In our case, the reason for a fungus (Candida) being the causative microorganism remains to be evaluated. Broad-spectrum antimicrobial agents can disturb the normal flora of the gastrointestinal tract. Consequently, antibiotic-resistant microorganisms, such as fungi and Clostridium difficile, can proliferate in the gastrointestinal tract. Fungemia might have developed in the present patient via translocation from the gastrointestinal tract to the blood stream. A previous study on transplant patients suggested that fluoroquinolone use can be a risk factor for candidemia (8). In the present case, the patient had no other risk factors for developing fungal infections, and it is possible that repeated administration of levofloxacin induced fungemia. Broad-spectrum antimicrobial agents occasionally induce serious complications, and inappropriate use of antimicrobial agents should be avoided, as in our case.
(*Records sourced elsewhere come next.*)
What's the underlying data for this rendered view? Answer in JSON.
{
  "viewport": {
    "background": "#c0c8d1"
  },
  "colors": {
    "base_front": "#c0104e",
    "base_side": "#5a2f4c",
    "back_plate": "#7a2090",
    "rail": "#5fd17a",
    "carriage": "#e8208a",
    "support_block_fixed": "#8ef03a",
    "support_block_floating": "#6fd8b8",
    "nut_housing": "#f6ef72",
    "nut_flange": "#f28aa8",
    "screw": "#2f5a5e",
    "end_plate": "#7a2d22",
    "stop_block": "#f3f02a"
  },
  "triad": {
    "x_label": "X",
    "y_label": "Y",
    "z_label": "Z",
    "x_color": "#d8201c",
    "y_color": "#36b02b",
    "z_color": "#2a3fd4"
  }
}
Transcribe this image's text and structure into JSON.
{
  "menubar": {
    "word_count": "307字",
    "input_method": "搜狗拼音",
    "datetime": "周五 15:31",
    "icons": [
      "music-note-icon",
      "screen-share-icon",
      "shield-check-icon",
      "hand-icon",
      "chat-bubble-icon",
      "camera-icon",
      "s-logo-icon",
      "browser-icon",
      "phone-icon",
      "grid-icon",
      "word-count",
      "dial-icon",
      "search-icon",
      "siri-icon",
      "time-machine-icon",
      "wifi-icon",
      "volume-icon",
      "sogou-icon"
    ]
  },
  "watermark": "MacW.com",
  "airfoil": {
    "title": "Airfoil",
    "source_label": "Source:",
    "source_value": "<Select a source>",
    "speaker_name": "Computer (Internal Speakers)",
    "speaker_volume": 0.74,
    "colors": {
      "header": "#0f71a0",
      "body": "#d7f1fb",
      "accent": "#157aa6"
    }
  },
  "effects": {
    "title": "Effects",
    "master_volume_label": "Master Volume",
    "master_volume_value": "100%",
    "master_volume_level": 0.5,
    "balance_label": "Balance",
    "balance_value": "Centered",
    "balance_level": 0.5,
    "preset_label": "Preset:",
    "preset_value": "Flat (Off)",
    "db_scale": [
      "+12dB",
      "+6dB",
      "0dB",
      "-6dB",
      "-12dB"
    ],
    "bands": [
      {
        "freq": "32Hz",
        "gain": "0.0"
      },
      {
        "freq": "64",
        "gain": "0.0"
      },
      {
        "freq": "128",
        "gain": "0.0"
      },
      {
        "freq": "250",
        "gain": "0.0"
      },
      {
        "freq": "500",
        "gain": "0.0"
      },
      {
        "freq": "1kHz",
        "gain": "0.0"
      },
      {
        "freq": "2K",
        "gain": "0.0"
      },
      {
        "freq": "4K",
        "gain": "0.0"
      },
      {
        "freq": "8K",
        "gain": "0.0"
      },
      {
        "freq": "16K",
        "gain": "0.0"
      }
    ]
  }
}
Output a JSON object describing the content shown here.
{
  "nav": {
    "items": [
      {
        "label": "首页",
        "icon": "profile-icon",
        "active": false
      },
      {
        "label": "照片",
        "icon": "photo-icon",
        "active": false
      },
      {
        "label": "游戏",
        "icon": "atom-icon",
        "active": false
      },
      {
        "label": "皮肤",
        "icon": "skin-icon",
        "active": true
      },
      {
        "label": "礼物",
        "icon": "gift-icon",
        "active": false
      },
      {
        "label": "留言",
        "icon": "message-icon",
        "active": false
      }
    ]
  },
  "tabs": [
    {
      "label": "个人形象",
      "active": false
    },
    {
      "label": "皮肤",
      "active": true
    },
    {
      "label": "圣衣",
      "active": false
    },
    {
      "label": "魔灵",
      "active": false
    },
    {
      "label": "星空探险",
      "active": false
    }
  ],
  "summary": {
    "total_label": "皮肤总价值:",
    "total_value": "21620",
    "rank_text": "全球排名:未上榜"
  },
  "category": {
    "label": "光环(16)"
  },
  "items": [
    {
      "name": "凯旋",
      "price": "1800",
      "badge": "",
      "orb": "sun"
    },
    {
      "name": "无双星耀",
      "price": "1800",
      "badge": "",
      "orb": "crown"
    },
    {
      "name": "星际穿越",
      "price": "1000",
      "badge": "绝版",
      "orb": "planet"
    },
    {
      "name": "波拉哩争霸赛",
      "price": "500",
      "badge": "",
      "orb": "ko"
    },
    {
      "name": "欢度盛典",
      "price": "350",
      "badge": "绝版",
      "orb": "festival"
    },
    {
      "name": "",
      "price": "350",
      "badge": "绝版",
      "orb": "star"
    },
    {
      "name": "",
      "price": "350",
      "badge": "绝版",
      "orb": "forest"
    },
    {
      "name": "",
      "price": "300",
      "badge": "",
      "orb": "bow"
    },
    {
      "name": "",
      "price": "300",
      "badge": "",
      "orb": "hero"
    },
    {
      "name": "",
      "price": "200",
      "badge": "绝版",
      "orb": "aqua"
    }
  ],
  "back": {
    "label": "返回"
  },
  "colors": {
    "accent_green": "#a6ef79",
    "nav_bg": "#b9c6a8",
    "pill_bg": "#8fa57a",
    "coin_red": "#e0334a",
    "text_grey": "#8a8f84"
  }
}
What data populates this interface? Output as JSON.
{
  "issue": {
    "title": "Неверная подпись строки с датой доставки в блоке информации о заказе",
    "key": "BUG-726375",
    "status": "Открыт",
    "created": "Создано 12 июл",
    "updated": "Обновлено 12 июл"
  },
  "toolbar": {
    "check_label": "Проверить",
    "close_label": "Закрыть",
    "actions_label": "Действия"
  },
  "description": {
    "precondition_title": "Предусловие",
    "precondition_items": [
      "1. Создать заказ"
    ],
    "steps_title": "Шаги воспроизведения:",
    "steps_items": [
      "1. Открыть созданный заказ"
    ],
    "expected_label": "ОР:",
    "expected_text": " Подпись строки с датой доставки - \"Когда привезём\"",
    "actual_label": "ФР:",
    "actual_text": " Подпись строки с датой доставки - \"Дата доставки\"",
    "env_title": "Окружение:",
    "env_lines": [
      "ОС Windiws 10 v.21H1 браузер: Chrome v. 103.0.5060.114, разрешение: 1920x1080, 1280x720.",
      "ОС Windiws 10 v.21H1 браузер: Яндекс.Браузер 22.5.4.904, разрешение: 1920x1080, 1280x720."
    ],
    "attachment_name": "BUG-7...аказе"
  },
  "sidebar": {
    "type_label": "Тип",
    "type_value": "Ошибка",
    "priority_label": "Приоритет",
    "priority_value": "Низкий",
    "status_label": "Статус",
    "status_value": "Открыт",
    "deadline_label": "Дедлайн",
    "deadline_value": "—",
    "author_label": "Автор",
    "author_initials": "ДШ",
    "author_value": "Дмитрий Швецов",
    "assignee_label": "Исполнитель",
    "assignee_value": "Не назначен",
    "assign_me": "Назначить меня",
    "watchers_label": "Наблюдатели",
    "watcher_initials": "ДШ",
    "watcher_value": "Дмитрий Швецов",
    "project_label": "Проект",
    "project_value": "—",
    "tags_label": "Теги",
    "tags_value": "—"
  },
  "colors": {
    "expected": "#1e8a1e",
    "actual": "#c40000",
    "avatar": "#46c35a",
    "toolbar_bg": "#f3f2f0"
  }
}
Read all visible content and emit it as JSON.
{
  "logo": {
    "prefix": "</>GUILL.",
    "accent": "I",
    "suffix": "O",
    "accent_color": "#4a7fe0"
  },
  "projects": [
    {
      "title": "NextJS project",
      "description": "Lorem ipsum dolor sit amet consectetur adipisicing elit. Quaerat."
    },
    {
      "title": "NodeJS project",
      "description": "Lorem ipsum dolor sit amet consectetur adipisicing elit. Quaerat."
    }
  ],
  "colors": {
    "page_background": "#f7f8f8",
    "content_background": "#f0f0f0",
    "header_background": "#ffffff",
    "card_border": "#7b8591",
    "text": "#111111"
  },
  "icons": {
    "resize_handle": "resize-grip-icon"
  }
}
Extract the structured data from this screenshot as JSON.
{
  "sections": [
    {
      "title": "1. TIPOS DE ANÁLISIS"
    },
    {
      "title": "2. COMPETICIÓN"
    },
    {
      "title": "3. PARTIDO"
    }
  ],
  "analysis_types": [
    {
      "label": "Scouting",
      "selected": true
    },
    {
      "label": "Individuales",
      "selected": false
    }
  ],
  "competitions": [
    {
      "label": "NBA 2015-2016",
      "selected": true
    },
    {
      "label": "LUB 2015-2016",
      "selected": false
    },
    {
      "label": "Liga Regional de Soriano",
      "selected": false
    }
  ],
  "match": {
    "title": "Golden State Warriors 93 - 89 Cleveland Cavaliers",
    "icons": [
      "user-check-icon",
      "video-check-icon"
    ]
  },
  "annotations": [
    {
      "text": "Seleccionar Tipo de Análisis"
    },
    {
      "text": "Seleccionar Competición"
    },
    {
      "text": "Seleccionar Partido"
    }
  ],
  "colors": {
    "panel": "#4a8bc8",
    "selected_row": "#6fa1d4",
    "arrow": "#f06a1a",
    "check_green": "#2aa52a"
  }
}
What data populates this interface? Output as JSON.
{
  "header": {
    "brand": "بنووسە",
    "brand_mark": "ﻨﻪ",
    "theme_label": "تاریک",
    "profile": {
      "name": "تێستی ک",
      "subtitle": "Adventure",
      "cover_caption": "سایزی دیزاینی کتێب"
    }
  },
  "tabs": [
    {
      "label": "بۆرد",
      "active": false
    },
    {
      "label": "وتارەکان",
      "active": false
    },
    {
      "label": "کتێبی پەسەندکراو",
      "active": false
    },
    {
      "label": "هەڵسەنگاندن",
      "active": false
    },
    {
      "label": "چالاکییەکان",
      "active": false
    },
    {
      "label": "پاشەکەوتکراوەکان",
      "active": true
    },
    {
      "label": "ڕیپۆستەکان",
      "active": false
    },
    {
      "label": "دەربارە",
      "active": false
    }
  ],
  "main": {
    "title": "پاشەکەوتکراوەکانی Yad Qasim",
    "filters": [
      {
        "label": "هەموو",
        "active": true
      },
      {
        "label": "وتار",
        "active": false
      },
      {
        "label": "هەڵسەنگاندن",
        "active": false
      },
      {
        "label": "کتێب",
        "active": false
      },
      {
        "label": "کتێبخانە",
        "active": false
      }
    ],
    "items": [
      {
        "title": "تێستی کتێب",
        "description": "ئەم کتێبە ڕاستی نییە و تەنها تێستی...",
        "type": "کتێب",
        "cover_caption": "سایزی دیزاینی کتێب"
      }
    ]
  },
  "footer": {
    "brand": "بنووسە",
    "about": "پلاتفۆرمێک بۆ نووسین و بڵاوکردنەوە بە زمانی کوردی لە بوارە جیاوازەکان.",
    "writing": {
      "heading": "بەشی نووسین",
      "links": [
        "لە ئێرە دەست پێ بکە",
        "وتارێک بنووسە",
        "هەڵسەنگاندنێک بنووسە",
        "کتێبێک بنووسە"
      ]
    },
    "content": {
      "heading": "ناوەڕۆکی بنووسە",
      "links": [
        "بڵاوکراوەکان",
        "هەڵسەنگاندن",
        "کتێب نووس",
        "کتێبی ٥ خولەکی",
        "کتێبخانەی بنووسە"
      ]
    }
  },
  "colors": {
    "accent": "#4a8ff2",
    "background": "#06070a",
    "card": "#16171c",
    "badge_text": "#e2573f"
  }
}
The patient did not respond well to treatment, possibly because fluconazole was insufficient for prosthetic vascular graft infection and antimicrobial agents did not effectively reach the lesion. In addition, opsonization by antibodies does not work well because of bacterial biofilms (9). Bordi (4) reported an approximately 80% mortality in fungal graft infection patients if the patients had no surgical excision or in situ replacement of aorta. Furthermore, it was reported that the gold standard for the treatment of infected prosthetic aortic grafts is the explantation of the graft and reperfusion of the area by placing a new graft via an uninfected extra-anatomic route (10). In our case, surgical treatment was not performed because the patient had poor general and background medical conditions and was as too high a risk to receive surgery. For the management of prosthetic vascular graft infections, treatment options are occasionally limited to various medical treatments, although this can lead to a high mortality rate.

From our case, we would like to emphasize that aortic graft infections can appear with multiple emboli, and the inappropriate use of antimicrobial agents should be avoided.

The authors state that they have no Conflict of Interest (COI).